Consider the functional equation $$x \, f'(x) + a \, f(-x) = x.$$ It can be quickly determined that for $a = 0$ that $f(x) = x + c_{0}$ which yields a class of lines. When $a \neq 0$ an expansion of the form $$f(x) = \sum_{n=0}^{\infty} \alpha_{n} \, x^{n}$$ leads to $$f(x) = \frac{x}{1-a}.$$ This solution is not valid when $a=1$.
The question of this problem is: What are some methods to determine the solution of the functional equation $$x \, f'(x) + f(-x) = x \hspace{5mm}? $$
On
Interesting that this simple question has been left unanswered for so long. As noted in another answer, a full solution to the equation simply cannot be analytic around $x=0$; this means that if one assumes it holds in all of $\mathbb{R}$, one runs into contradictions. Let us assume for now that the equation holds in $\mathbb{R}\backslash \{0\}$. In this case the general solution to the equation may be constructed, first denoting
$$f(x)=\begin{Bmatrix}g(x)&,~~ x>0\\h(-x) &,~~x<0\end{Bmatrix}~~,~~g,h:\mathbb{R^+}\to\mathbb{R}$$
With this notation one sees that the two functions satisfy the system of coupled ODE's:
$$xg'(x)+ah(x)=x\\xh'(x)+ag(x)=-x$$
Then one can also easily show that the two functions satisfy the differential equations
$$x^2g''(x)+xg'(x)-a^2g(x)=x(1+a)\\x^2h''(x)+xh'(x)-a^2h(x)=-x(1+a)$$
and hence the general solution can be written as
$$g(x)=C_1x^a+C_2x^{-a}+\frac{x}{1-a}\\h(x)=-C_1x^a+C_2x^{-a}-\frac{x}{1-a}$$
for $a\neq 1$ and some constants $C_1,C_2\in \mathbb{R}$ to be determined by the initial conditions. More succinctly, the (weak) solution can be written as
$$f(x)=C_1 \text{sgn}(x)|x|^a+C_2|x|^{-a}+\frac{x}{1-a}$$
Having cleared up the details of the general solution for all $a\neq 1$, now the requested particular solution can be constructed in a variety of ways (Lagrange multipliers or defining an IVP for $a\neq 1$ and taking the limit $a\to 1$), which shows that for $a=1$ one can verify the following
$$f(x)=C_1 x+\frac{C_2}{|x|}+x\ln |x|$$
solves the ODE. Finally, note that the weak solutions we have constructed are also unique (by uniqueness for the linear system of ODE's) for any set of initial values given on $x_0\neq 0$.
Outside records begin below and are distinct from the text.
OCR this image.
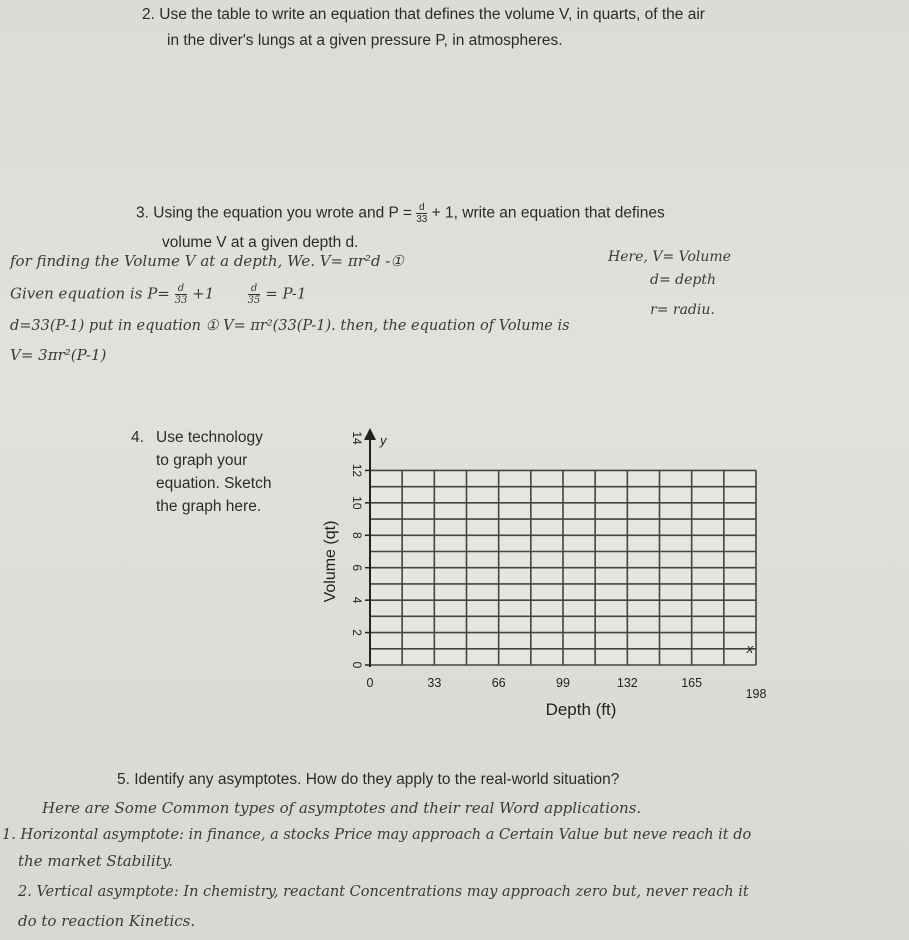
2. Use the table to write an equation that defines the volume V, in quarts, of the air
in the diver's lungs at a given pressure P, in atmospheres.
3. Using the equation you wrote and $P = \frac{d}{33} + 1$, write an equation that defines
volume V at a given depth d.
for finding the Volume V at a depth, We. V= πr²d -①	Here, V= Volume
d= depth
Given equation is $P= \frac{d}{33} +1$	$\frac{d}{35} = P-1$
r= radiu.
d=33(P-1) put in equation ① V= πr²(33(P-1). then, the equation of Volume is
V= 3πr²(P-1)
4. Use technology
to graph your
equation. Sketch
the graph here.
y
x
0
2
4
6
8
10
12
14
0	33	66	99	132	165
198
Depth (ft)
Volume (qt)
5. Identify any asymptotes. How do they apply to the real-world situation?
Here are Some Common types of asymptotes and their real Word applications.
1. Horizontal asymptote: in finance, a stocks Price may approach a Certain Value but neve reach it do
the market Stability.
2. Vertical asymptote: In chemistry, reactant Concentrations may approach zero but, never reach it
do to reaction Kinetics.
This isn't general but you can rule out polynomial solutions apart from those that you found.
Let $P(x) = \sum c_j x^j$. Then $x P'(x) = \sum j c_j x^j$ and $a P(-x) = \sum a c_j (-1)^j x^j$.
Then the requirement $x P'(x) + a f(-x) = x$ gives the requirement $j c_j + ac_j (-1)^j = 1$ for $j = 1$ and $j c_j + ac_j (-1)^j = 0$ otherwise.
Solving for $j = 0$ gives $c_0$ in general. Solving for $j = 1$ gives $c_1 = \frac{1}{1-a}$. For the remaining $j$, we require either $c_j = 0$ or $j = -a(-1)^j$. Since this must hold for all $j$, we must have $c_j = 0$.
EDIT: Sorry, didn't notice your question at the end was slightly different.
Note that $f$ can not be analytic. If it is, then the $x$ term in the series representation of $x f'(x) + f(-x)$ is $f'(0) - f'(0) = 0$. But we must have $x f'(x) + f(-x) = x$.
I can glean very little information about this function, apart from $f(0) =0$. If the derivative is continuous at $0$ we have
$$f'(0) = \lim_{h \to 0} \frac{f(h) - f(-h)}{2h} = \lim_{h \to 0} \frac{-h(1-f'(-h)) + h(1-f'(h))}{2h} = \lim_{h \to 0} \frac{1}{2}(f'(-h)-f'(h))-1$$
so that $f'(0) = -1$. I'll update as I find a little more.